Abstract
The paper presents experimental and numerical investigations on novel prefabricated composite building wall panels for residential building constructions. The wall panels were composed of reinforced concrete ribbed elements with the core from the EPS foam as the thermal insulation. The wall panels in the full-scale 1:1 were subjected to vertical loads. In the first step, the experiments were analysed with simple usual static methods. Next they were analysed numerically using the finite element method based on two different constitutive continuum models for concrete. First, an elasto-plastic model with the Drucker-Prager criterion defined in compression and with the Rankine criterion defined in tension was used. Second, a coupled elasto-plastic damage formulation based on the strain equivalence hypothesis was used.

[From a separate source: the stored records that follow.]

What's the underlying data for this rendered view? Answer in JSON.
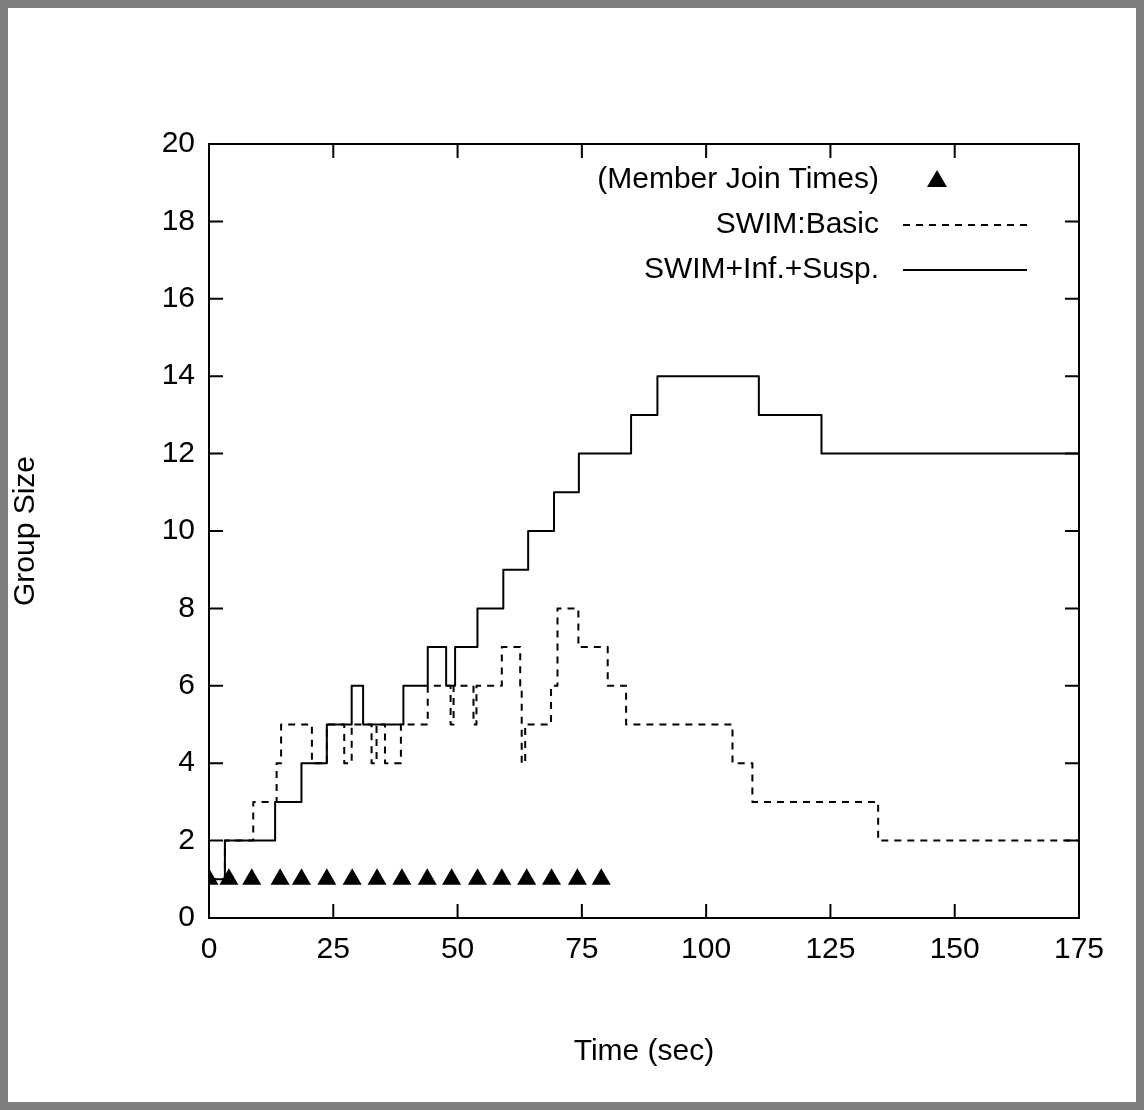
{
  "chart_data": {
    "type": "step",
    "xlabel": "Time (sec)",
    "ylabel": "Group Size",
    "xlim": [
      0,
      175
    ],
    "xticks": [
      0,
      25,
      50,
      75,
      100,
      125,
      150,
      175
    ],
    "ylim": [
      0,
      20
    ],
    "yticks": [
      0,
      2,
      4,
      6,
      8,
      10,
      12,
      14,
      16,
      18,
      20
    ],
    "grid": false,
    "legend": "top right",
    "series": [
      {
        "name": "(Member Join Times)",
        "type": "scatter",
        "marker": "triangle",
        "color": "#000000",
        "x": [
          0,
          4,
          8.6,
          14.3,
          18.6,
          23.7,
          28.8,
          33.8,
          38.8,
          43.9,
          48.8,
          54,
          58.9,
          63.9,
          68.9,
          74.1,
          78.9
        ],
        "values": [
          1,
          1,
          1,
          1,
          1,
          1,
          1,
          1,
          1,
          1,
          1,
          1,
          1,
          1,
          1,
          1,
          1
        ]
      },
      {
        "name": "SWIM:Basic",
        "line_style": "dashed",
        "marker": "none",
        "color": "#000000",
        "x": [
          0,
          3.2,
          8.9,
          13.6,
          14.5,
          20.7,
          23.7,
          27.2,
          28.7,
          32.7,
          33.7,
          35.4,
          38.6,
          44,
          48.6,
          49.2,
          53.2,
          53.8,
          58.9,
          62.6,
          62.9,
          63.6,
          68.8,
          70.1,
          74.3,
          80.2,
          83.9,
          105.3,
          109.3,
          134.6,
          175
        ],
        "values": [
          1,
          2,
          3,
          4,
          5,
          4,
          5,
          4,
          5,
          4,
          5,
          4,
          5,
          6,
          5,
          6,
          5,
          6,
          7,
          6,
          4,
          5,
          6,
          8,
          7,
          6,
          5,
          4,
          3,
          2,
          2
        ]
      },
      {
        "name": "SWIM+Inf.+Susp.",
        "line_style": "solid",
        "marker": "none",
        "color": "#000000",
        "x": [
          0,
          3.2,
          13.3,
          18.6,
          23.7,
          28.7,
          31,
          39.1,
          44,
          47.7,
          49.5,
          54,
          59.2,
          64.2,
          69.4,
          74.4,
          84.9,
          90.2,
          110.6,
          123.2,
          175
        ],
        "values": [
          1,
          2,
          3,
          4,
          5,
          6,
          5,
          6,
          7,
          6,
          7,
          8,
          9,
          10,
          11,
          12,
          13,
          14,
          13,
          12,
          12
        ]
      }
    ]
  }
}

In order to properly describe strain localization in concrete, both models were enhanced in a softening regime by a characteristic length of micro-structure by means of a non-local theory. A satisfactory agreement between the experiments and FE analyses was achieved. In addition, the FE results with the non-local approach were compared with the crack band model.
Acknowledgements
Research work has been carried out within the project: Innovative complex system solution for energy-saving residential buildings of a high comfort class in an unique prefabricated technology and assembly of composite panels. The FE simulations were performed on computers of the Academic Computer Centre in Gdańsk TASK.